取組紹介

名古屋 文化のみち ミツバチプロジェクト
愛知商業高校 ユネスコクラブ
第3回グッドライフアワード
活動拠点:
愛知県名古屋市東区
WEB:
http://www.aichi-ch.aichi-c.ed.jp/bee.html

取組の紹介

私達は、新たな視点から学校周辺に広がる「文化のみち」と呼ばれるエリアの魅力を発信するため、校舎屋上で都市型養蜂の実証実験を行っており、ミツバチを核に多分野にわたって活動しています。

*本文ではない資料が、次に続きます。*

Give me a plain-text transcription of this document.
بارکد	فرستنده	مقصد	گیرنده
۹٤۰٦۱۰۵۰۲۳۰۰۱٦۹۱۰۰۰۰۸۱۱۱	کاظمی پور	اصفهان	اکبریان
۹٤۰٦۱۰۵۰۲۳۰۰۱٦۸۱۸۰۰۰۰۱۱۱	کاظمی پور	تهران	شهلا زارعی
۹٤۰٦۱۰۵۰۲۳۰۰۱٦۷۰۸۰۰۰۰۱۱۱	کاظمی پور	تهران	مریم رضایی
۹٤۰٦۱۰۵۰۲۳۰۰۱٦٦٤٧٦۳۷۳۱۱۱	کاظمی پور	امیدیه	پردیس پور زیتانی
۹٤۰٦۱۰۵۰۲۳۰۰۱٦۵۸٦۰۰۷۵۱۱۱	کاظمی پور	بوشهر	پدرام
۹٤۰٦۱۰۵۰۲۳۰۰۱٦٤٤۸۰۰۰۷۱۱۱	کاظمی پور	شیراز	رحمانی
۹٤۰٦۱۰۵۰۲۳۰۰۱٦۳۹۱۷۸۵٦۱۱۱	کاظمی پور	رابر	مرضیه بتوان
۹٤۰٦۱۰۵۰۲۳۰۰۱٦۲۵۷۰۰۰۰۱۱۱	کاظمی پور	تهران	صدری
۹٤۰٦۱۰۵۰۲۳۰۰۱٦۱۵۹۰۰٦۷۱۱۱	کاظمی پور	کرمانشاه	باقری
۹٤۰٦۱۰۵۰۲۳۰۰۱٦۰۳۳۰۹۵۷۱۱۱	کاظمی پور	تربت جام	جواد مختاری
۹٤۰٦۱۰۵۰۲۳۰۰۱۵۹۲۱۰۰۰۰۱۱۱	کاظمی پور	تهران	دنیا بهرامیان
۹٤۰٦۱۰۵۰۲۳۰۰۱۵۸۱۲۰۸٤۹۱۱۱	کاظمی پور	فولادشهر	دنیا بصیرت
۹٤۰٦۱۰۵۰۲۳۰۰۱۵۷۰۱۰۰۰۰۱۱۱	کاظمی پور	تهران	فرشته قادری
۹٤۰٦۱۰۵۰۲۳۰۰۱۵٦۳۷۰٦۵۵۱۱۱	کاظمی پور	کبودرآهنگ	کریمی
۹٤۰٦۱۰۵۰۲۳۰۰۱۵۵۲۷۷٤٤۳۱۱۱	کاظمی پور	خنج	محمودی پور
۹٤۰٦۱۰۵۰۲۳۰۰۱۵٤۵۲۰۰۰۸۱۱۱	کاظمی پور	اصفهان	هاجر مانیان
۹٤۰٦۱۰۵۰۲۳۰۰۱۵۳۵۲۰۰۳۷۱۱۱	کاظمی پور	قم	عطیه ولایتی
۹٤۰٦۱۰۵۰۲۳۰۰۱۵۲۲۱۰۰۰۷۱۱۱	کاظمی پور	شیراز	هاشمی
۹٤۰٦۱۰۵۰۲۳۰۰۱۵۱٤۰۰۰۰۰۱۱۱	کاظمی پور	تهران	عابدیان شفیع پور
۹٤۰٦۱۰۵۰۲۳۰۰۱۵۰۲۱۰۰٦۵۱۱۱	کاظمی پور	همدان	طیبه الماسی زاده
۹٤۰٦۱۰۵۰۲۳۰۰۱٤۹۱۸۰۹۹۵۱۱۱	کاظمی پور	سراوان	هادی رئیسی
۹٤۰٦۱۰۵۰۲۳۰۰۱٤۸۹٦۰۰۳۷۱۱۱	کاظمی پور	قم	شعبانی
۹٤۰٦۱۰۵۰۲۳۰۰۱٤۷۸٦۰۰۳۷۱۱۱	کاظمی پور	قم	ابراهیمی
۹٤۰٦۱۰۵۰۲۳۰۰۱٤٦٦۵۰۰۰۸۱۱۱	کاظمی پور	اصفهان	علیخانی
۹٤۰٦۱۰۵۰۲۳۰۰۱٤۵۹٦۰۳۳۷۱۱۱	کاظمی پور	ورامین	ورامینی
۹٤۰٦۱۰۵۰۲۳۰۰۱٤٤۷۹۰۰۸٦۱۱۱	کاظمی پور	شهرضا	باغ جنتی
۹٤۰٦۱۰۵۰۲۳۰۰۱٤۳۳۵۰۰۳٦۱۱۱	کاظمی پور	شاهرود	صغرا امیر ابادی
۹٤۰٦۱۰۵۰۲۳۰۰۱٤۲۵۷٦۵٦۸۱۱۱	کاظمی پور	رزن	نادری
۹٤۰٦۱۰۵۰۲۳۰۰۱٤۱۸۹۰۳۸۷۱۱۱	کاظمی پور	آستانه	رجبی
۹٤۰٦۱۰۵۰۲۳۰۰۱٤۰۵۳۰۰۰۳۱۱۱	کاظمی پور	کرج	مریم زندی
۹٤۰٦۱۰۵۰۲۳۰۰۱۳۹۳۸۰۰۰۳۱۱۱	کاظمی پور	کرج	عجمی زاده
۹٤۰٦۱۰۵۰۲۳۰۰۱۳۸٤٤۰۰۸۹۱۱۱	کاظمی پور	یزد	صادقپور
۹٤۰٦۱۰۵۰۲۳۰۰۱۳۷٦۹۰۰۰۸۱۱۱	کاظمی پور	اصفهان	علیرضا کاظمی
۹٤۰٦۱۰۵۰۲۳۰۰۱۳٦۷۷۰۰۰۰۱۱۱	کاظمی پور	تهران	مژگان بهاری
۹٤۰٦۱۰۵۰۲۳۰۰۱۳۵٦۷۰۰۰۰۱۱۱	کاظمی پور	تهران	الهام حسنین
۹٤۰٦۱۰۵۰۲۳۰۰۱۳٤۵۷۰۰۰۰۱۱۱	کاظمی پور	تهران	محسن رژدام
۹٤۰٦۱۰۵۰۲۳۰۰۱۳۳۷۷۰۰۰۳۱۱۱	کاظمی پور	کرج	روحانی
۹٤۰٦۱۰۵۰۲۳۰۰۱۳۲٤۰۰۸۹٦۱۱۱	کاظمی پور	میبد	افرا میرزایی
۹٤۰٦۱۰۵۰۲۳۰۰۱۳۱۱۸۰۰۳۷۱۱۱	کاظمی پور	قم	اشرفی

ミツバチが環境指標生物と呼ばれることから、自然環境を向上させるための環境まちづくりとして、体験を通して楽しみながら環境に目を向けてもらうイベントを開催しています。観光まちづくりとして、地域資源を活用し名古屋の魅力を発信するとともに、人と人をつなげる地域通貨「はにかむコイン」を開発し、普及のための社会実験モニターツアーを三回実施しました。さらに、採れたはちみつを使用した社会志向型の商品開発も行っています。陸前高田市・福島市の果物を使用した復興応援アイスやフェアトレード(以下、FT)カカオを使用したアイスは名古屋市役所をはじめとした公共施設やカフェで販売しているほか、全国のお中元商品としても取り扱っていただいています。

活動のきっかけは?

私達は、歴史遺産が数多く残る「文化のみち」の新たな地域ブランドを作りたいと考えました。その中で、地域の花を蜜源としたはちみつを作るミツバチに興味を持ちました。ミツバチは農薬散布が少なく豊かな環境でしか生きられないため、地域の環境の良さも伝えたいと考え養蜂を開始しました。また、経済・社会活動は環境の上に成り立つというESDの視点から「文化のみち」の魅力発信のため、ミツバチを核に様々な活動を行っています。

問題解決のために取り組んだ方法

ミツバチを通して環境に目を向けてもらうため、子供を対象にミツバチ観察やはちみつの味比べ、蜜ろうキャンドル作りなどのイベントを開催しています。また、東日本大震災で被害を受けた陸前高田市・福島市の果物を使用した復興応援アイスを開発し、買って・食べてという新しい支援の形を提案しています。また、FTタウンとなった名古屋で地域との繋がりを活用したFTアイス開発やイベント開催を通して、世界の問題も発信しています。

今までの成功のポイントは?
  • ミツバチがつなげてくれた多くの人との絆。養蜂活動の中で出会った人と共に活動し、その人がきっかけで新たな活動が生まれるなど、つながりの輪が広がることで様々なまちづくりを行うことができています。
  • ミツバチを多面的な視点で捉えた活動。はちみつを使用するだけでなく、ミツバチを核として環境・経済・社会に関わる様々な活動を行うことで、問題を身近に感じていただけているのではないかと考えています。
  • 魅力あふれる「文化のみち」の存在。庭園や民家のガーデニングにより緑が多く、歴史遺産や喫茶店なども豊富な名古屋文化が凝縮された地域です。これらの地域資源があるからこそ、ツアーや商品開発ができます。
プロジェクトが目指している事、今後やりたい事

今までの活動を通して、まちづくりには地域との繋がりが大切だということを改めて実感しました。これを踏まえ、ミツバチが花と花を繋げるように、地域の人と人を繋げるツールとして開発した地域通貨「はにかむコイン」の流通を目指し、研究を進めています。今後も、活動を継続的に行っていくと同時に、ミツバチを飼育している私達だからこそできる「文化のみち」の魅力の伝え方を模索していきたいと考えています。

プロフィール

2010年に、まちづくりを授業の一環として導入して以来、大学との連携で校舎の屋上でミツバチを飼育し、採れたはちみつを使用した商品開発等で地域貢献に取り組んでおり、現在は部活動として継続的に活動しています。2013年には、当プロジェクト等の取り組みが、持続可能な開発のための教育としてユネスコから評価され、「ユネスコスクール」に認定されました。これを機に、視野を世界へと広げ、新たな活動にも挑戦しています。

実行委員会からのコメント

ミツバチからとれる蜂蜜で食に、はちみつを使った特産を作ることで観光に、それを行うのが高校ということでもちろん教育にと、複数分野を横断している点が高く評価できます。名古屋という都会でこのような環境活動を行っていることは、とても素晴らしいことです。